Another book in the stack is Disputers of the Tao, by A.C. Graham, which I picked up in Shanghai 11 years ago and read, made notes in. Am curious what my old self felt important. Chuang-Tzu [aka Zhuang-Zi] has the idea of 'the untroubled idler', 'interested only in doing nothing', and it's one that's always appealed to me. This is the tension / dilemma - do nothing or work furiously? I did very little for years, but now I lack the balls to be a true idler, or maybe just the resources.

Which brings me to the third leg of this post, something else I read today, entry 38 in Nassim Taleb's online notebook [scroll down].
I am involved in an activity called “glander”, more precisely “glandouiller”. It means “to idle”, though not “to be in a state of idleness” (it is an active verb). Gandouiller denotes enjoyment. [...]Glander is how I write my books, how I brew ideas. Remarkably it best describes the notion of lifting all inhibitions to “tinker intellectually in an undirected stochastic process aiming at capturing some idea that will enrich your corpus”. “Researching” or “thinking” smack of a top-down activity. Newton was my kind of a “glandeur”; In [Dijksterhuis 2004]:
George Spencer Brown has famously said about Sir Isaac Newton that “to arrive at the simplest truth, as Newton knew and practiced, requires years of contemplation. Not activity. Not reasoning. Not calculating. Not busy behavior of any kind. Not reading. Not talking. Not making an effort. Not thinking. Simply bearing in mind what it is that one needs to know.”
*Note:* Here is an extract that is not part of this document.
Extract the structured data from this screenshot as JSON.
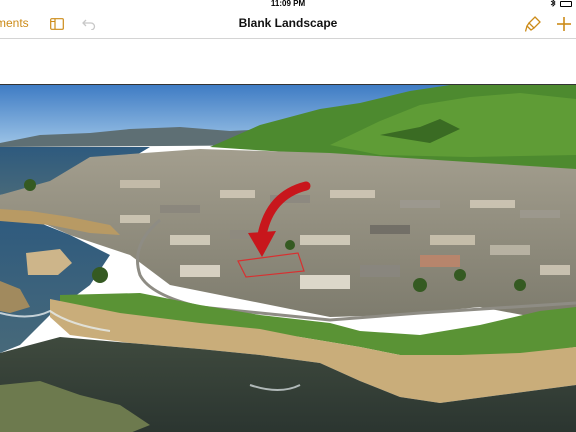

My doing nothing is dangerously close to doing nothing. Everyone knows someone who wanted to be an artist of some kind, who was dedicated to their craft and knew they were going to succeed, because perseverance and talent were the keys to success, and they had both. At the very least, they had the former, and success, as Woody Allen promised, is mostly turning up. Everyone knows someone like that. Many people, [most?], have been or remain someone like that. But not many people pay the rent as artists, there's plenty of losers hidden behind each winner. Likewise, my doing nothing is no doubt doing it's part in the complex math of reality to support someone who'll bring something useful back from their lounging.

But that's looking at things only from the standpoint of $ and acclaim. The idea is to live a somewhat stoic life, immune from the highs and lows of fortune. The work of real value is internal, which is in any case where all happiness comes from.